The comments came after reports Dr Fox was considering a plan to slash tariffs on most imports to zero if there is a no-deal Brexit to keep prices low for consumers.
Mr MacNeil, who chairs the Commons international trade committee, said the move would have a potentially devastating effect on industry.
He said: “With 51 days to go until Brexit, there seems to be a philosophical rumination that tariffs may or may not go there’s no hard and fast line that’s giving 3.2million people, 2.7million in manufacturing, the half million in farming, the 8,000 in ceramics, there’s nothing they can clutch to, there’s no security they can hold on to.
“You’re leaving 3.2million with a question mark over their jobs because your pen might do something to tariffs”.
.@AngusMacNeilSNP: Have all the countries that you are negotiating with agreed to roll over their EU trade agreements?
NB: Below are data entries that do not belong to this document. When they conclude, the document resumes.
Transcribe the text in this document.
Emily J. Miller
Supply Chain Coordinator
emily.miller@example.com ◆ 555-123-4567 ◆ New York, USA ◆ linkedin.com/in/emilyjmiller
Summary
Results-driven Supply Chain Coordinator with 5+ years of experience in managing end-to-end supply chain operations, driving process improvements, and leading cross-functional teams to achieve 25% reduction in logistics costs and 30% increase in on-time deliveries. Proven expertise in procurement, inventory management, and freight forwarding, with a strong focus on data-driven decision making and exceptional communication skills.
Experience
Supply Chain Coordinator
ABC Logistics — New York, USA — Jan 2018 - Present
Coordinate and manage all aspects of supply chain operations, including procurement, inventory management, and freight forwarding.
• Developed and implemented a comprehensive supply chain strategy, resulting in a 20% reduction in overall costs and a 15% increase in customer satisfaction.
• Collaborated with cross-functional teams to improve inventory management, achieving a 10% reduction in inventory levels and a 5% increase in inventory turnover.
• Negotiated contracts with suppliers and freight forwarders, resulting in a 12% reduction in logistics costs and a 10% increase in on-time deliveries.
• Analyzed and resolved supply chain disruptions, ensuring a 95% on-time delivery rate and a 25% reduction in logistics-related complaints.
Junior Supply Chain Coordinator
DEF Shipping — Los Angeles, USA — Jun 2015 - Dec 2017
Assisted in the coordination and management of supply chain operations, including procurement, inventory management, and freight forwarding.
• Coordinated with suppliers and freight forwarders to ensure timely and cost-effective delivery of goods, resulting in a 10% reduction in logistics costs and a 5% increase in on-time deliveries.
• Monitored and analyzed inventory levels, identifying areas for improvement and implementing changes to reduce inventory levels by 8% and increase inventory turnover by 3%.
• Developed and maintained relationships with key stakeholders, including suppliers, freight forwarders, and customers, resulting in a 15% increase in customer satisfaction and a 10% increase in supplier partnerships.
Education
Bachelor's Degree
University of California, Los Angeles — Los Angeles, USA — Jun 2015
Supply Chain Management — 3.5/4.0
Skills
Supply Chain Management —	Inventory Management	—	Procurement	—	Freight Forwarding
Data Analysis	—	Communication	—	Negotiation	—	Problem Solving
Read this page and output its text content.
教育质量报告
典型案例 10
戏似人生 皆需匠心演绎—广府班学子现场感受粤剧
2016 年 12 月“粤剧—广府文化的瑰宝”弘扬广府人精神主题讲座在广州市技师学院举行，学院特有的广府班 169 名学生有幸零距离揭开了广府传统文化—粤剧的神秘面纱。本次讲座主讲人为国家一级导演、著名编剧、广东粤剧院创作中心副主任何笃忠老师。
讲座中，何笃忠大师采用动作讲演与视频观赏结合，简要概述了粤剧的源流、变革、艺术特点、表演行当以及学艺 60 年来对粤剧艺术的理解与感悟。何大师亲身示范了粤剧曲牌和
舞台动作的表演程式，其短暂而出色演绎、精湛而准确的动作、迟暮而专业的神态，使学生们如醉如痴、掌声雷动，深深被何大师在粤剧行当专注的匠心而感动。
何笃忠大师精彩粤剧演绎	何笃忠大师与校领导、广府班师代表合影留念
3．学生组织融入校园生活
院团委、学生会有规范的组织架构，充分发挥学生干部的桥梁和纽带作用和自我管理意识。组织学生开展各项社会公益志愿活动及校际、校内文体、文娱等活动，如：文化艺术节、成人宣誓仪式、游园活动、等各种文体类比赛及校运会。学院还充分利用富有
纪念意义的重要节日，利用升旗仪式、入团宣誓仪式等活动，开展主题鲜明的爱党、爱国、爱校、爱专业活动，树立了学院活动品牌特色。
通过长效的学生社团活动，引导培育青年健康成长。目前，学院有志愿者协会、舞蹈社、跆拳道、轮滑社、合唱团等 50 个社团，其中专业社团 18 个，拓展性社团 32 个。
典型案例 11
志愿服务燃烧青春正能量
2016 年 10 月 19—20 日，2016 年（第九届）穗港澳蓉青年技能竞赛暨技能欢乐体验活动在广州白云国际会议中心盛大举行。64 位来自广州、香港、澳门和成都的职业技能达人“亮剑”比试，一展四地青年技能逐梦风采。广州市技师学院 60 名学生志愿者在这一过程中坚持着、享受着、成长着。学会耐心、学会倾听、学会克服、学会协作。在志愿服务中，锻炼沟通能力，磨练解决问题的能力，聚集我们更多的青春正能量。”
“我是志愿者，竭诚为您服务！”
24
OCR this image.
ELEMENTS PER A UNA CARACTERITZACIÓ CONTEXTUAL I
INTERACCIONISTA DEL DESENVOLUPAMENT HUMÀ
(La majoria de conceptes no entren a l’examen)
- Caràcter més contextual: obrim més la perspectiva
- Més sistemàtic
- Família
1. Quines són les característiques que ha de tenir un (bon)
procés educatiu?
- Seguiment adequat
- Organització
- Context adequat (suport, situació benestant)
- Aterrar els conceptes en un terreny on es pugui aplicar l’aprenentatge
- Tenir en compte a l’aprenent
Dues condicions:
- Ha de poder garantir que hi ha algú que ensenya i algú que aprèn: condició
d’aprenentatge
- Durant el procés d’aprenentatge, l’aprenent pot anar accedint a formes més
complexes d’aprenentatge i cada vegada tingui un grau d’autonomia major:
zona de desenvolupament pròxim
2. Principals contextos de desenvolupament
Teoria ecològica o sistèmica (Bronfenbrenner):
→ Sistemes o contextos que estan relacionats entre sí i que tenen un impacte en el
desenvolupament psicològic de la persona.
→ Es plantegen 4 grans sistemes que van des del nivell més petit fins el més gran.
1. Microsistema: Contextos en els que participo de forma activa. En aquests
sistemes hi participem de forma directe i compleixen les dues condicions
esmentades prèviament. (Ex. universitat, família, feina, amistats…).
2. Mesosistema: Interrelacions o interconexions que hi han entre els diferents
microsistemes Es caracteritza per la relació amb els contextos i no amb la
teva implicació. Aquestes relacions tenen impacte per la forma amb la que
.@LiamFox: The best way of guaranteeing trade continuity is through the Withdrawal Agreement. pic.twitter.com/0ejL9n7i0y— International Trade Committee (@CommonsIntTrade) February 6, 2019
Dr Fox, who was appearing before Mr MacNeil’s committee, said no decision had yet been made but the risks to jobs in Britain of “unilateral liberalisation” were well understood.
He said the Government would take a collective decision “shortly” on what to do about tariff rates in the event of Britain leaving the EU without a deal.
While he said that “full liberalisation” was a “possibility”, he acknowledged it would mean opening the UK to “sudden competition” in sectors in which it was not currently exposed.
He said: “I have never advocated personally full liberalisation because of those very reasons. But that is a collective decision that has yet to be taken by the Government.
“Representing a largely agricultural seat myself, I am very well aware of the impact that zero tariffs would have on our agricultural sector.”